Your first year you talk your mother into shipping two cans of Ocean Spray cranberry sauce bearing in mind that it has now cost her at least ten times the amount in shipping.  Must have the cranberry sauce!  Your second year you opt for lingonberry jam and are pleasantly surprised that it is actually as good if not better.

You Begin to Feel at Home

You start understanding and speaking the language more and more.  You find your tribe of people and they become your parallel family.  You begin to add Swedish traditions and customs into your own life.

You Wonder Why Can’t They Do Things That Way Back Home???

After about a year you start criticizing your own country.  You find chaos when waiting in line and wonder why they don’t have a number system.  You notice everyone is in a hurry, stressed and all you want to do is fika.  You are the one who now initiates intense group discussions before making any decision.

You Smuggle the Other Way

You start bringing home coffee, bread, cookies, and other Swedish staples.  Family and friends  demand said items on every future return.

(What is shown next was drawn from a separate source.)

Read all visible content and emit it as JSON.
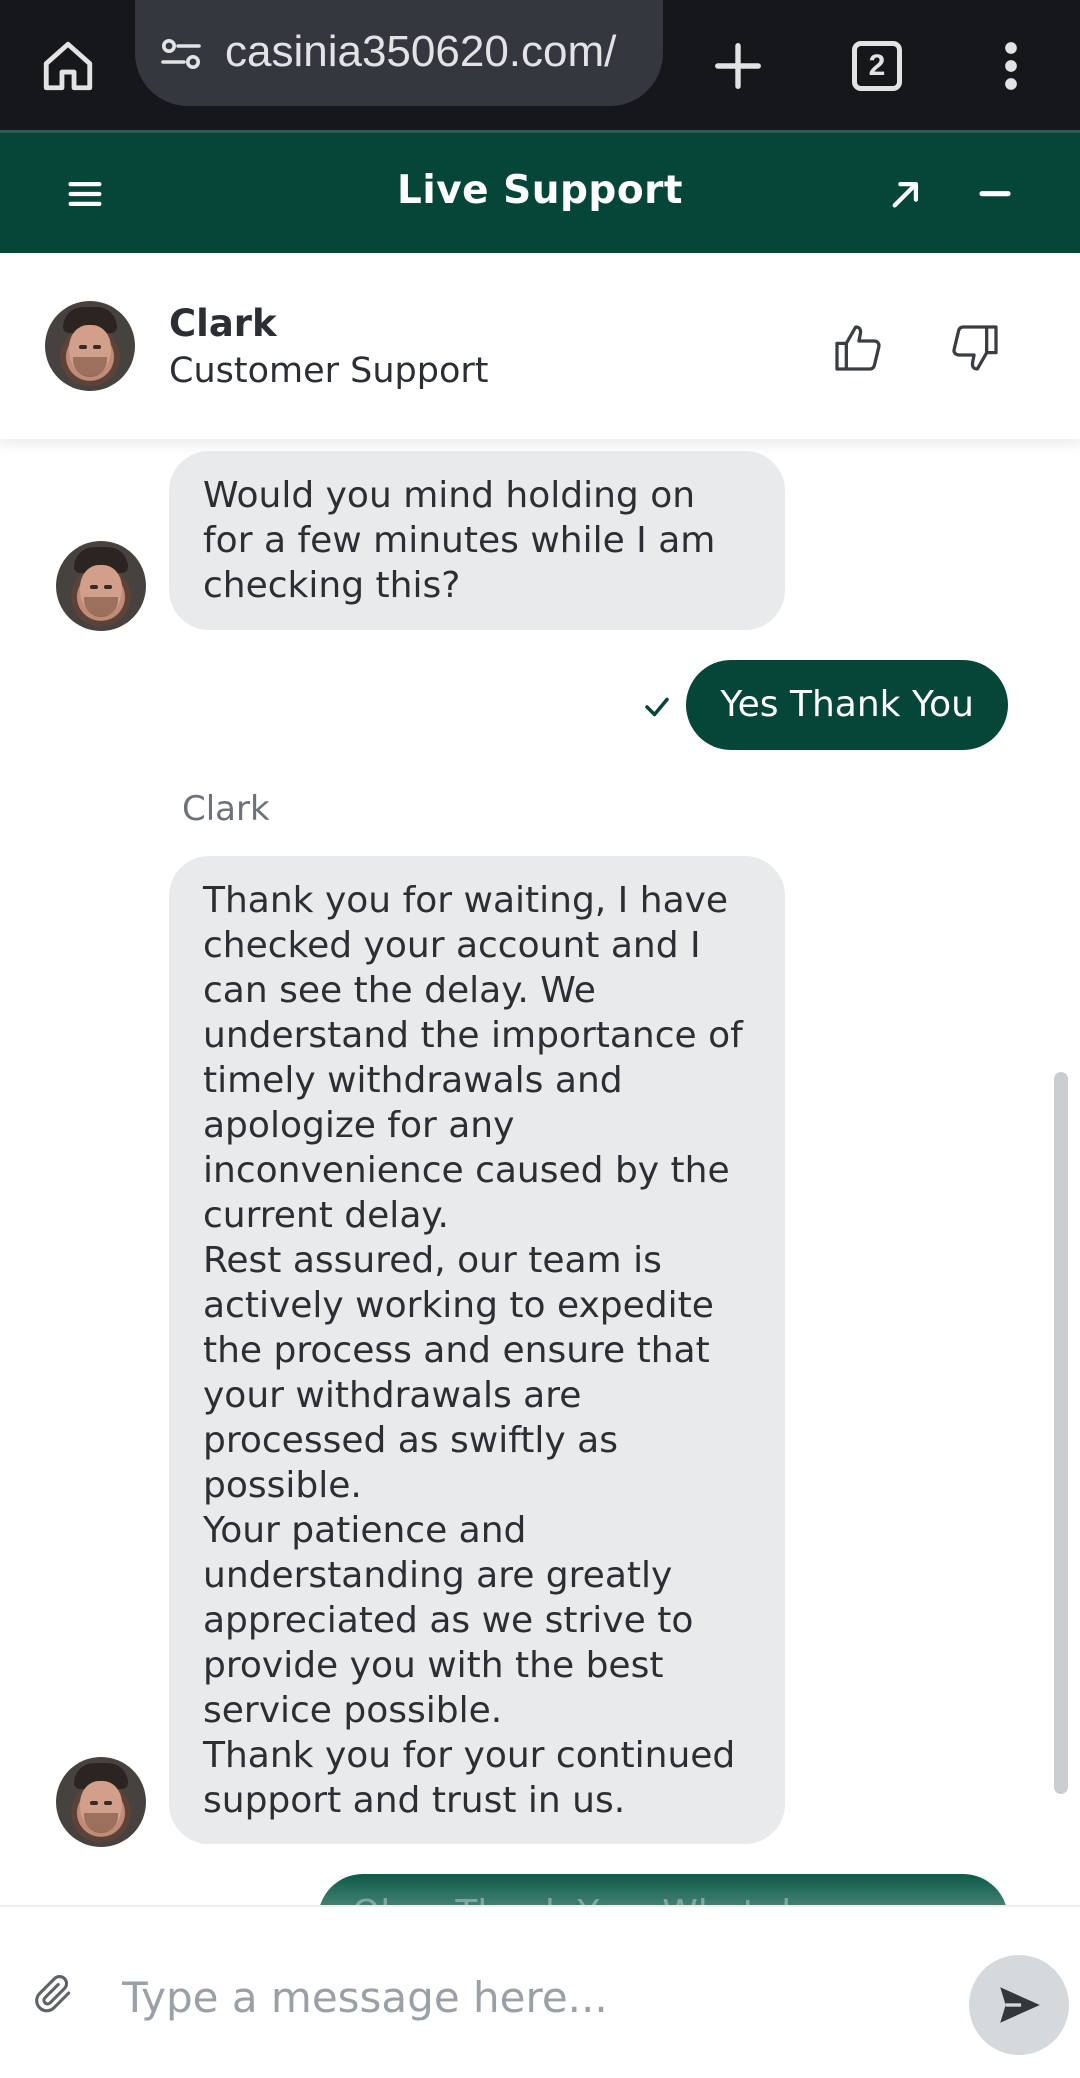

You Learn to Embrace the Best of Both Worlds

You grow with leaps and bounds, often unknowingly and reluctantly.  You learn that people are the same wherever you go.  You learn to embrace new traditions, foods, ways of thinking and add them to who you are.  You crave cured salmon, sandwich cake, and long Sunday drives in the beautiful Swedish country side.  Your expat friends anticipate your annual Thanksgiving dinners.

You still long for home every day in your heart

You go home to remember who you are, where you come from.  You long for a taco salad at Taco Shack, Trader Joe’s peanut butter pretzels, and Sunday night Walking Dead marathons with your sisters.  While you love your adopted country and all that living there has taught you, you know deep down in your heart there’s no place like home.